Migrating workloads to Primus (Megatron-Core backend) from Megatron-LM#
2025-08-22
5 min read time
Primus supports Megatron-Core as backend optimization library, replacing ROCm Megatron-LM. This document outlines the steps to migrate workload from ROCm Megatron-LM to Primus with the Megatron-Core backend.
Model architecture#
ROCm Megatron-LM defines model architecture parameters in the training scripts; for example, the Llama 3 8B model parameters are defined in examples/llama/train_llama3.sh as shown below:
HIDDEN_SIZE=4096
FFN_HIDDEN_SIZE=14336
NUM_LAYERS=32
NUM_HEADS=32
NUM_KV_HEADS=8
Primus defines the model architecture through model YAML configuration files
inside the primus/configs/models/megatron/
repository. For example, Llama 3 8B
model architecture parameters are defined in
primus/configs/models/megatron/llama3_8B.yaml
as shown below:
bases:
- llama3_base.yaml
tokenizer_type: Llama3Tokenizer
tokenizer_model: meta-llama/Llama-3.1-8B
ffn_hidden_size: 14336
hidden_size: 4096
num_attention_heads: 32
num_layers: 32
num_query_groups: 8
Primus’ model config files follow a hierarchical design, meaning that new model
config YAMLs can inherit existing model config files by importing them as
bases. For example,
llama3.1_8B.yaml
uses llama3_8B.yaml
as a base config and overrides few parameters, as shown below.
In this example, llama3.1_8B
overrides the max_position_embeddings
value:
bases:
- llama3_8B.yaml
tokenizer_type: Llama3Tokenizer
tokenizer_model: meta-llama/Llama-3.1-8B
max_position_embeddings: 131072
Tip
Primus provides llama_base.yaml
as the base configuration, which can be
used as bases for additional model architectures.

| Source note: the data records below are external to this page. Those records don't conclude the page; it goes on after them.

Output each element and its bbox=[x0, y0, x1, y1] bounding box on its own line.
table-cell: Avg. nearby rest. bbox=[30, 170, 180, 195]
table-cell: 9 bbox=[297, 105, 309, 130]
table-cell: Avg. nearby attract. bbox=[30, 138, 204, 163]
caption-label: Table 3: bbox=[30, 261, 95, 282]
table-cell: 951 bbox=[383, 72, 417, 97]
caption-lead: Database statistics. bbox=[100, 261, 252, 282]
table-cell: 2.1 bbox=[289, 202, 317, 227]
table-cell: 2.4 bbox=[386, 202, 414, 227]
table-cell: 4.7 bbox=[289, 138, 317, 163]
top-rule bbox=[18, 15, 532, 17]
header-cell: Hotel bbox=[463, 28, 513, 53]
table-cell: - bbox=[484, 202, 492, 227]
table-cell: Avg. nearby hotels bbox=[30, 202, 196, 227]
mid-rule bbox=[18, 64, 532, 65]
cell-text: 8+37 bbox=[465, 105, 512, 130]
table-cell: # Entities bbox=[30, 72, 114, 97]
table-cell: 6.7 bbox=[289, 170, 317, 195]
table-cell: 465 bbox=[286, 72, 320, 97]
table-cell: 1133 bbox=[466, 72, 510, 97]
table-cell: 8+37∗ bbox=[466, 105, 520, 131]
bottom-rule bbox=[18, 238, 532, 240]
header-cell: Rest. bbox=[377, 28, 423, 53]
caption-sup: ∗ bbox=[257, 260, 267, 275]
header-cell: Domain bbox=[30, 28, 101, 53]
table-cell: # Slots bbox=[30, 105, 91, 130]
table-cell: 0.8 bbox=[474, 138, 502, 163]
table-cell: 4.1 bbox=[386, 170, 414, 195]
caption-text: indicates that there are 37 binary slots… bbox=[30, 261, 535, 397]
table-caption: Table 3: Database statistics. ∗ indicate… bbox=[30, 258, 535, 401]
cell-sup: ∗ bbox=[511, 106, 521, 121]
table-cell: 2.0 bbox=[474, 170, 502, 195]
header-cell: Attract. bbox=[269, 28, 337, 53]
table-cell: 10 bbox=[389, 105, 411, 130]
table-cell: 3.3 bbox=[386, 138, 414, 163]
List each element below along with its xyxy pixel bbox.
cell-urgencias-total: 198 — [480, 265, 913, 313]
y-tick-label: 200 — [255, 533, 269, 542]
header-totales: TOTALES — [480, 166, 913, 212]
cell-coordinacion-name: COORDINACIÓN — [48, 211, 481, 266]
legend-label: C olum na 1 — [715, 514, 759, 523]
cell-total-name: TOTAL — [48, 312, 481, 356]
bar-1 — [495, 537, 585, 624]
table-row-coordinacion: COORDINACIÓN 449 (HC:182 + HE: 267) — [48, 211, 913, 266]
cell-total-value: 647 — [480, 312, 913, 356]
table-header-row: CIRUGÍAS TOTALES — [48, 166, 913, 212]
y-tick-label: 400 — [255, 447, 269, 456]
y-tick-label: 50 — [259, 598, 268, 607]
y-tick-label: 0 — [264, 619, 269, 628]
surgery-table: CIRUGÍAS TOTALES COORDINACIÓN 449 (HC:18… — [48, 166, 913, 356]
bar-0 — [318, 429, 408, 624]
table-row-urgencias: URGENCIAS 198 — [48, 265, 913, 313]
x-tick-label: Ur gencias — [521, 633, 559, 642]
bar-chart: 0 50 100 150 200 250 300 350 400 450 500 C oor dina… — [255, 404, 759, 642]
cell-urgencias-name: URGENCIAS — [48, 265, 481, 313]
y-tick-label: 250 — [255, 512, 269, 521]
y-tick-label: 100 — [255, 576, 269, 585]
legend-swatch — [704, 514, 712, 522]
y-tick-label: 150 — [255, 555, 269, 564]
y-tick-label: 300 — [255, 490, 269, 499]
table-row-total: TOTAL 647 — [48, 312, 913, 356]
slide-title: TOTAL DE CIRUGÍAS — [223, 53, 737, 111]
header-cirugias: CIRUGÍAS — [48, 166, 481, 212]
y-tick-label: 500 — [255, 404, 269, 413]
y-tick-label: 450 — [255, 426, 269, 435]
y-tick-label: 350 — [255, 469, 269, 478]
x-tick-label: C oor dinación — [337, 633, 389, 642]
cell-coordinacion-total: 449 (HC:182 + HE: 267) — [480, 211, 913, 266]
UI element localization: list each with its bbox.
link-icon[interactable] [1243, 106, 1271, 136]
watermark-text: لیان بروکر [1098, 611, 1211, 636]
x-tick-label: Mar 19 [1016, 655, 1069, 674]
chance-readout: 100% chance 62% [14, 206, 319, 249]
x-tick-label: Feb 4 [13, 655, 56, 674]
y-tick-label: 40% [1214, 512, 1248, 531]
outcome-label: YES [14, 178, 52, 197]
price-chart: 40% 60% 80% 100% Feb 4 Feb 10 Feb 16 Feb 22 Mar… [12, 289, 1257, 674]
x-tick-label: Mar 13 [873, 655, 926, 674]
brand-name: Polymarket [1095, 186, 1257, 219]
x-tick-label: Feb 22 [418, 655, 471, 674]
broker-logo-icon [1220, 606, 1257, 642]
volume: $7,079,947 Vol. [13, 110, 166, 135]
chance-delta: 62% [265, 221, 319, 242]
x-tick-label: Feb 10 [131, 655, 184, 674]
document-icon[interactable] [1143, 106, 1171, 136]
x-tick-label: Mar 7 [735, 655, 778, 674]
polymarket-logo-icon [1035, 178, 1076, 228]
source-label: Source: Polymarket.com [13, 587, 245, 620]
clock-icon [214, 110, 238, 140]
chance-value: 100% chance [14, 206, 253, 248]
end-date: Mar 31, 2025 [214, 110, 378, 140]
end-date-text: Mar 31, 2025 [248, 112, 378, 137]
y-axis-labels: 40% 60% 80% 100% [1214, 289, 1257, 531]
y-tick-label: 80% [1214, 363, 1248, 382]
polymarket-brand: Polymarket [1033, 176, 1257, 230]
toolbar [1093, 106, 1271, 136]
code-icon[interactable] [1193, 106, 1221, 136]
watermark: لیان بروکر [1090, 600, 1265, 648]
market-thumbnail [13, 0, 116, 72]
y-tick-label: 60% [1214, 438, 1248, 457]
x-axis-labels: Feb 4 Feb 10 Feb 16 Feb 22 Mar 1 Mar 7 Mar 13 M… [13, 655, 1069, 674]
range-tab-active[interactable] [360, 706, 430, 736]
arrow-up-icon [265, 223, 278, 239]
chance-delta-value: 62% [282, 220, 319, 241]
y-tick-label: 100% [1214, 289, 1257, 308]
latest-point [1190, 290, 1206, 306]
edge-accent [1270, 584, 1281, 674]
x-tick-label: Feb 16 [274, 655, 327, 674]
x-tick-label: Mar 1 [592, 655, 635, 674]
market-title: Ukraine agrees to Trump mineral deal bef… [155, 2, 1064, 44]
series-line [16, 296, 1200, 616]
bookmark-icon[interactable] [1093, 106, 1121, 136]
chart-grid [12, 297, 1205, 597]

For example,
mixtral_base.yaml
and
deepseek_v3_base.yaml
define llama_base.yaml
as its base.
# Example mixtral_base.yaml:
bases:
- llama_base.yaml
init_method_std: 0.01
rotary_base: 1000000
qk_layernorm: false
group_query_attention: true
num_query_groups: 8
# moe parameters
num_experts: 8
moe_router_topk: 2
moe_router_load_balancing_type: aux_loss
moe_aux_loss_coeff: 1e-2
moe_grouped_gemm: true
moe_token_dispatcher_type: alltoall
It is recommended to add a new ${MODEL_NAME}_base.yaml
to add a new
category of model and define new models on top of it. For example, to add
Qwen2.5 models in Primus, we define
qwen2.5_base.yaml
and build
qwen2.5_7B.yaml
and
qwen2.5_72B.yaml
using qwen2.5_base.yaml
as the base config.
Training parameters#
ROCm Megatron-LM also defines the training parameters, like batch size, tensor-parallelism, precision, as so on, in the training scripts. For example, Llama3 8B model parameters are defined in examples/llama/train_llama3.sh as shown below:
TP="${TP:-8}"
PP="${PP:-1}"
CP="${CP:-1}"
MBS="${MBS:-1}"
BS="${BS:-8}"
Primus defines the training parameters in top-level YAML files – see
examples/megatron/configs/.
For example, the llama3.1_8B-pretrain.yaml
configuration imports the llama3.1_8B.yaml
model architecture file. Users can then override
the default training parameters in llama3.1_8B-pretrain.yaml
.
# model to run
model: llama3.1_8B.yaml # Model architecture yaml
overrides:
# log
# disable_wandb: false
# disable_tensorboard: false
stderr_sink_level: DEBUG
log_avg_skip_iterations: 2
log_avg_reset_interval: 50
train_iters: 50
micro_batch_size: 2
global_batch_size: 128
seq_length: 8192
max_position_embeddings: 8192
lr: 1.0e-5
min_lr: 0.0
lr_warmup_iters: 2
lr_decay_iters: null
lr_decay_style: cosine
weight_decay: 0.1
adam_beta1: 0.9
adam_beta2: 0.95
eod_mask_loss: true
init_method_std: 0.008
norm_epsilon: 1.0e-6
Backward compatibility with Megatron-LM#
The Dockerized environment used for Primus maintains compatibility with Megatron-LM with limited support. To roll back to using Megatron-LM, follow these steps.
cd /workspace/Megatron-LM/
pip uninstall megatron-core
pip install -e .
Once Megatron-LM is installed, follow the documentation to run workloads as usual.